Today’s inflation data from the United States was much awaited by investors around the world. This should not come as a surprise as inflation have recently become a major theme that moves the markets. While economists and analysts were predicting that US inflation figures for the month of April would accelerate, the report still caught markets by surprise as inflation print came in well above expectations. The headline CPI inflation rose 4.2% YoY and 0.8% MoM (vs exp. 3.6% and 0.2% respectively). At the same time, core CPI inflation advanced as much as 3.0% YoY and 0.9% MoM (vs exp. 2.3% and 0.3% respectively). A rapid increase of the core inflation was particularly shocking - it spiked at fasted pace since 1981 on month-over-month basis. 
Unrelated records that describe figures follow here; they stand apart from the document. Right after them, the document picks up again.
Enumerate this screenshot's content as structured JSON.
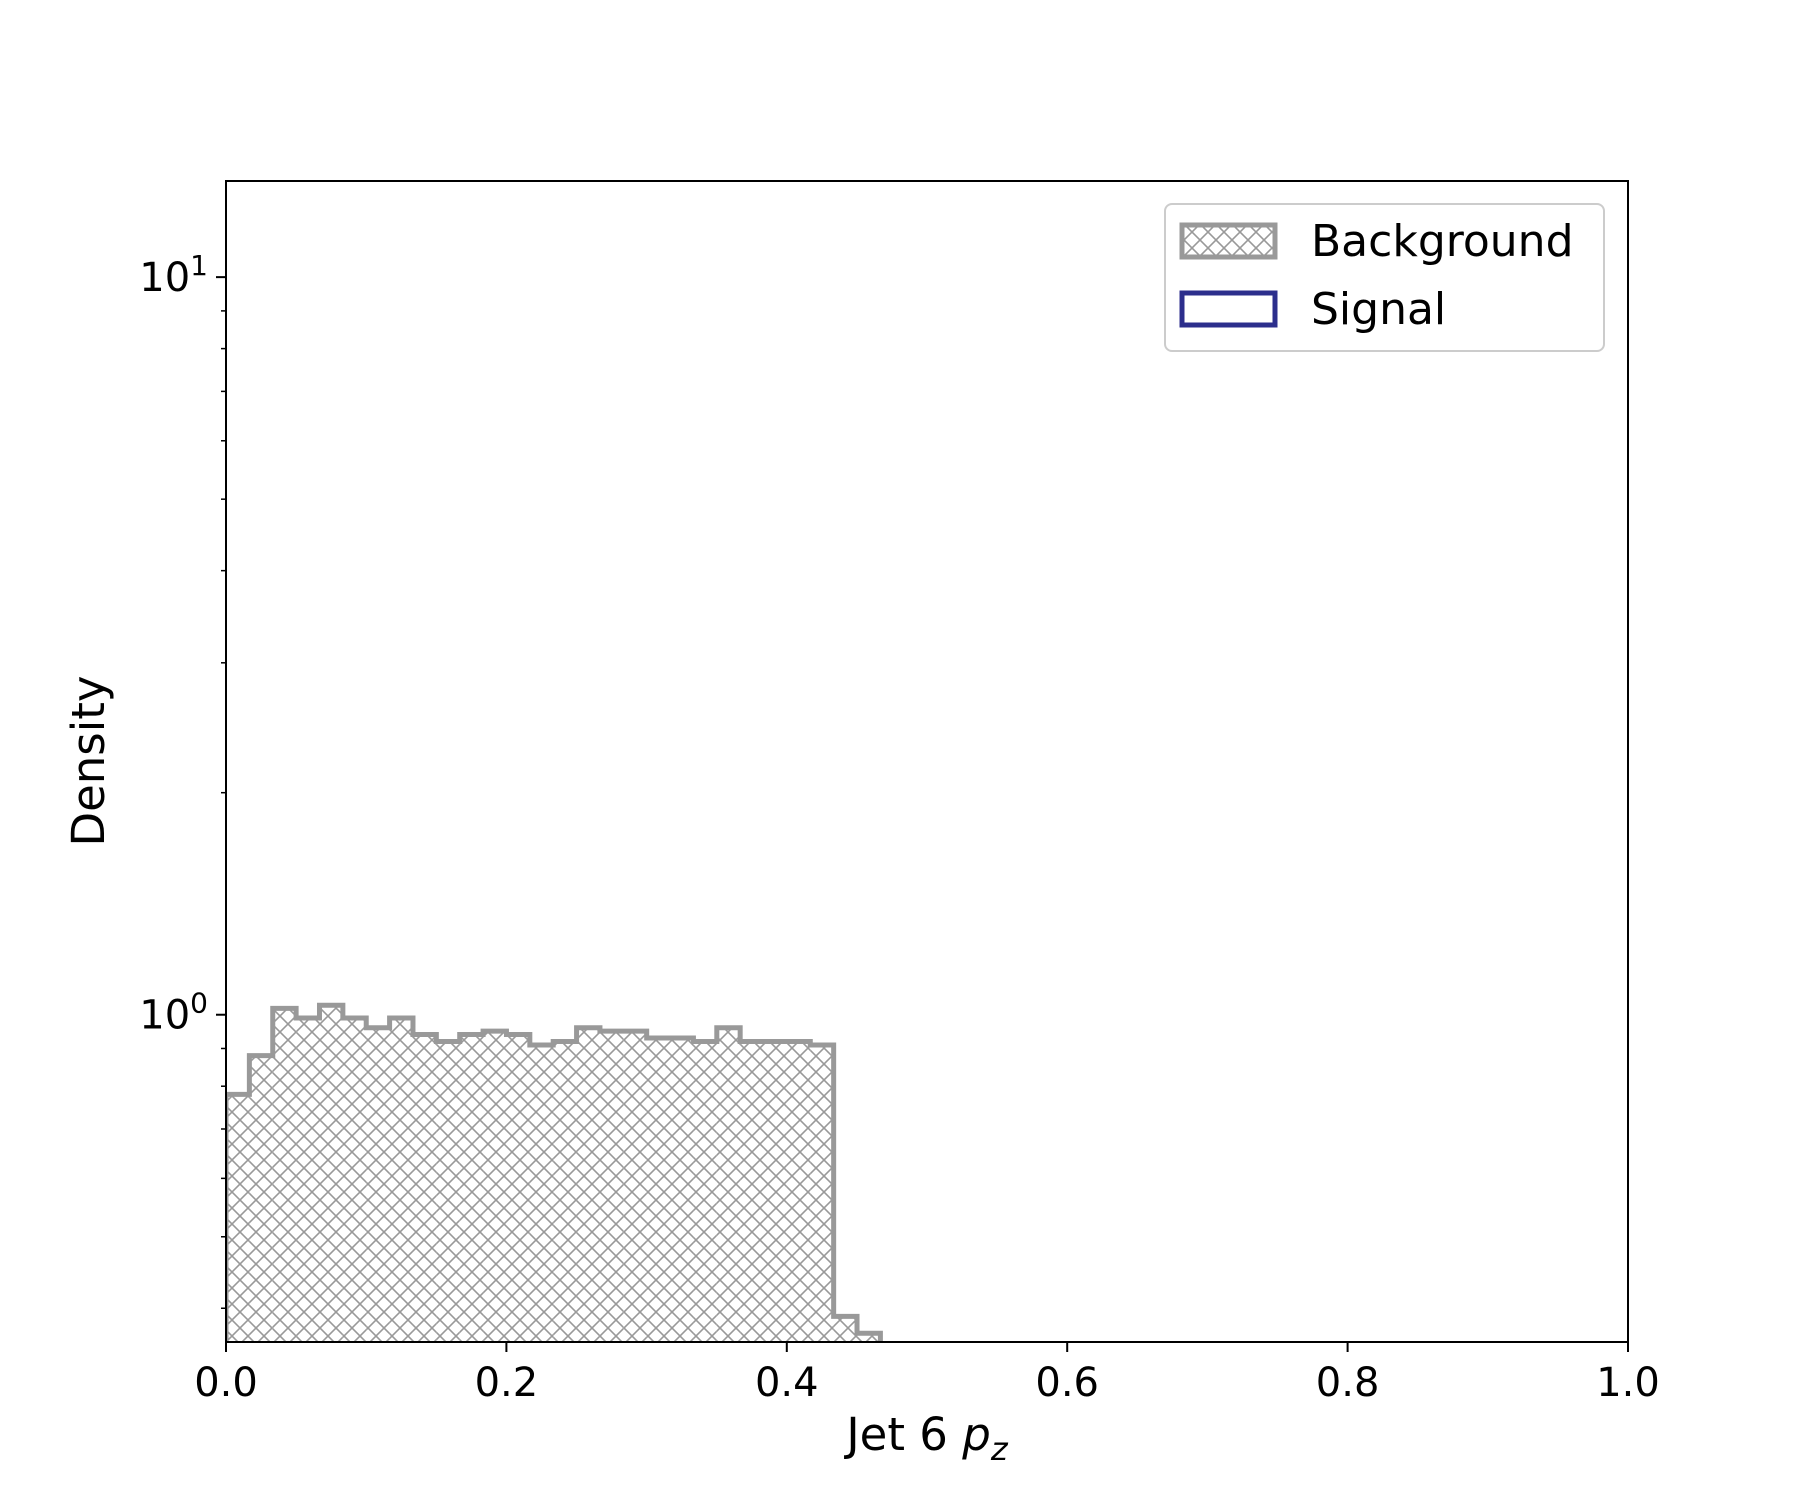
{
  "chart_data": {
    "type": "histogram",
    "xlabel": "Jet 6 p_z",
    "xlabel_main": "Jet 6 ",
    "xlabel_var": "p",
    "xlabel_sub": "z",
    "ylabel": "Density",
    "xlim": [
      0.0,
      1.0
    ],
    "ylim": [
      0.36,
      13.5
    ],
    "y_scale": "log",
    "grid": false,
    "legend_position": "top-right",
    "x_ticks": [
      "0.0",
      "0.2",
      "0.4",
      "0.6",
      "0.8",
      "1.0"
    ],
    "y_ticks": [
      {
        "value": 1,
        "base": "10",
        "exponent": "0"
      },
      {
        "value": 10,
        "base": "10",
        "exponent": "1"
      }
    ],
    "bin_width": 0.01667,
    "series": [
      {
        "name": "Background",
        "style": "hatched",
        "color": "#999999",
        "values": [
          0.78,
          0.88,
          1.02,
          0.99,
          1.03,
          0.99,
          0.96,
          0.99,
          0.94,
          0.92,
          0.94,
          0.95,
          0.94,
          0.91,
          0.92,
          0.96,
          0.95,
          0.95,
          0.93,
          0.93,
          0.92,
          0.96,
          0.92,
          0.92,
          0.92,
          0.91,
          0.39,
          0.37,
          0.0,
          0.0,
          0.0,
          0.0,
          0.0,
          0.0,
          0.0,
          0.0,
          0.0,
          0.0,
          0.0,
          0.0,
          0.0,
          0.0,
          0.0,
          0.0,
          0.0,
          0.0,
          0.0,
          0.0,
          0.0,
          0.0,
          0.0,
          0.0,
          0.0,
          0.0,
          0.0,
          0.0,
          0.0,
          0.0,
          0.0,
          0.0,
          0.0,
          0.0,
          0.0,
          0.0,
          0.0,
          0.0,
          0.0,
          0.0,
          0.0,
          0.0,
          0.0,
          0.0
        ]
      },
      {
        "name": "Signal",
        "style": "step",
        "color": "#2c2e8c",
        "values": []
      }
    ]
  }
}
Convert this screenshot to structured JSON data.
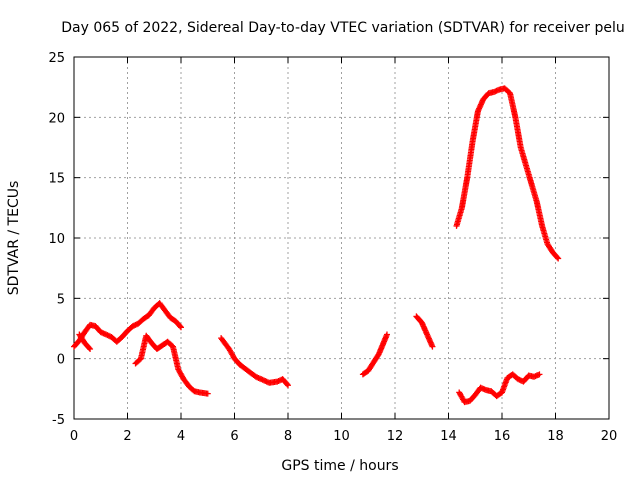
{
  "chart_data": {
    "type": "scatter",
    "title": "Day 065 of 2022, Sidereal Day-to-day VTEC variation (SDTVAR) for receiver pelu",
    "xlabel": "GPS time / hours",
    "ylabel": "SDTVAR / TECUs",
    "xlim": [
      0,
      20
    ],
    "ylim": [
      -5,
      25
    ],
    "xticks": [
      0,
      2,
      4,
      6,
      8,
      10,
      12,
      14,
      16,
      18,
      20
    ],
    "yticks": [
      -5,
      0,
      5,
      10,
      15,
      20,
      25
    ],
    "xtick_labels": [
      "0",
      "2",
      "4",
      "6",
      "8",
      "10",
      "12",
      "14",
      "16",
      "18",
      "20"
    ],
    "ytick_labels": [
      "-5",
      "0",
      "5",
      "10",
      "15",
      "20",
      "25"
    ],
    "grid": true,
    "marker": "+",
    "color": "#ff0000",
    "series": [
      {
        "name": "seg-a",
        "x": [
          0.0,
          0.2,
          0.4,
          0.6,
          0.8,
          1.0,
          1.2,
          1.4,
          1.6,
          1.8,
          2.0,
          2.2,
          2.4,
          2.6,
          2.8,
          3.0,
          3.2,
          3.4,
          3.6,
          3.8,
          4.0
        ],
        "y": [
          1.0,
          1.5,
          2.2,
          2.8,
          2.7,
          2.2,
          2.0,
          1.8,
          1.4,
          1.8,
          2.3,
          2.7,
          2.9,
          3.3,
          3.6,
          4.2,
          4.6,
          4.0,
          3.4,
          3.1,
          2.6
        ]
      },
      {
        "name": "seg-b",
        "x": [
          0.2,
          0.4,
          0.6
        ],
        "y": [
          2.0,
          1.3,
          0.8
        ]
      },
      {
        "name": "seg-c",
        "x": [
          2.3,
          2.5,
          2.7,
          2.9,
          3.1,
          3.3,
          3.5,
          3.7,
          3.9,
          4.1,
          4.3,
          4.5,
          4.7,
          5.0
        ],
        "y": [
          -0.4,
          0.0,
          1.9,
          1.3,
          0.8,
          1.1,
          1.4,
          1.0,
          -0.9,
          -1.7,
          -2.3,
          -2.7,
          -2.8,
          -2.9
        ]
      },
      {
        "name": "seg-d",
        "x": [
          5.5,
          5.8,
          6.0,
          6.2,
          6.5,
          6.8,
          7.0,
          7.3,
          7.6,
          7.8,
          8.0
        ],
        "y": [
          1.7,
          0.8,
          0.0,
          -0.5,
          -1.0,
          -1.5,
          -1.7,
          -2.0,
          -1.9,
          -1.7,
          -2.2
        ]
      },
      {
        "name": "seg-e",
        "x": [
          10.8,
          11.0,
          11.2,
          11.4,
          11.7
        ],
        "y": [
          -1.3,
          -1.0,
          -0.3,
          0.4,
          2.0
        ]
      },
      {
        "name": "seg-f",
        "x": [
          12.8,
          13.0,
          13.2,
          13.4
        ],
        "y": [
          3.5,
          3.0,
          2.0,
          1.0
        ]
      },
      {
        "name": "seg-g",
        "x": [
          14.3,
          14.5,
          14.7,
          14.9,
          15.1,
          15.3,
          15.5,
          15.7,
          15.9,
          16.1,
          16.3,
          16.5,
          16.7,
          16.9,
          17.1,
          17.3,
          17.5,
          17.7,
          17.9,
          18.1
        ],
        "y": [
          11.0,
          12.5,
          15.0,
          18.0,
          20.5,
          21.5,
          22.0,
          22.1,
          22.3,
          22.4,
          22.0,
          20.0,
          17.5,
          16.0,
          14.5,
          13.0,
          11.0,
          9.5,
          8.8,
          8.3
        ]
      },
      {
        "name": "seg-h",
        "x": [
          14.4,
          14.6,
          14.8,
          15.0,
          15.2,
          15.4,
          15.6,
          15.8,
          16.0,
          16.2,
          16.4,
          16.6,
          16.8,
          17.0,
          17.2,
          17.4
        ],
        "y": [
          -2.8,
          -3.6,
          -3.5,
          -3.0,
          -2.4,
          -2.6,
          -2.7,
          -3.1,
          -2.8,
          -1.6,
          -1.3,
          -1.7,
          -1.9,
          -1.4,
          -1.5,
          -1.3
        ]
      }
    ]
  }
}
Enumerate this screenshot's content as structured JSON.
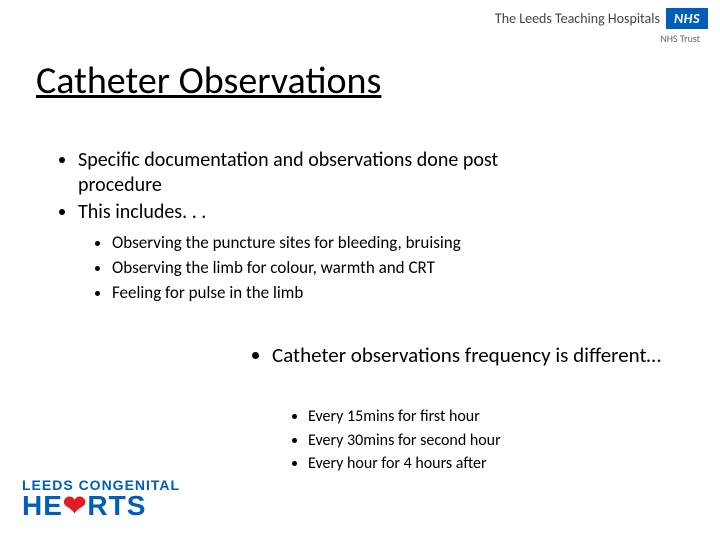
{
  "header": {
    "org_text": "The Leeds Teaching Hospitals",
    "nhs_badge": "NHS",
    "nhs_sub": "NHS Trust",
    "nhs_blue": "#005eb8"
  },
  "title": "Catheter Observations",
  "bullets_level1": [
    "Specific documentation and observations done post procedure",
    "This includes. . ."
  ],
  "bullets_level2": [
    "Observing the puncture sites for bleeding, bruising",
    "Observing the limb for colour, warmth and CRT",
    "Feeling for pulse in the limb"
  ],
  "bullets_level3": [
    "Catheter observations frequency is different…"
  ],
  "bullets_level4": [
    "Every 15mins for first hour",
    "Every 30mins for second hour",
    "Every hour for 4 hours after"
  ],
  "footer_logo": {
    "line1": "LEEDS CONGENITAL",
    "line2_pre": "HE",
    "line2_heart": "❤",
    "line2_post": "RTS",
    "blue": "#005eb8",
    "red": "#e31b23"
  },
  "fonts": {
    "title_size": 38,
    "body_size": 20,
    "sub_size": 17
  },
  "background_color": "#ffffff",
  "text_color": "#000000"
}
US core inflation soared 3.0% YoY in April - well above markets' expectations. On month-over-month basis, US core inflation spiked at fastest pace since… 1981! Source: Bloomberg

What does that mean for the markets? For of all, the Federal Reserve is once again under enormous pressure and Fed speakers are certainly going to struggle during their upcoming interviews. The US central bank wants to convince the markets that inflation would remain “transitory” - in such scenario the Fed could avoid the discussion about potential tapering. In fact, the Fed’s Clarida expressed his surprise shortly after today’s release. On top of that he said that policy makers “would not hesitate to act and use our tools to bring inflation back down to our two per cent longer run goal,” should the issues become “excessive and persistent”. 

This makes markets worried about future monetary conditions. Following today’s data, US money markets are now pricing in 100% probability of a 25 bps rate hike by end-2022. US 10-year yield jumped to 1.686%, the highest level since mid-April. With rising US yields, equity markets struggle again and the sell-off on Wall Street intensifies. Nasdaq is currently tumbling roughly 2% as tech stocks are the ones that are the most sensible to any potential changes in monetary conditions. For this reason stocks from the technology sector are often referred to as long duration assets. 

UST 10y yield jumped after strong CPI report. Any rapid increase of US yields should be seen as a threat to long duration assets, including tech stocks. Source: Bloomberg (via ZeroHedge).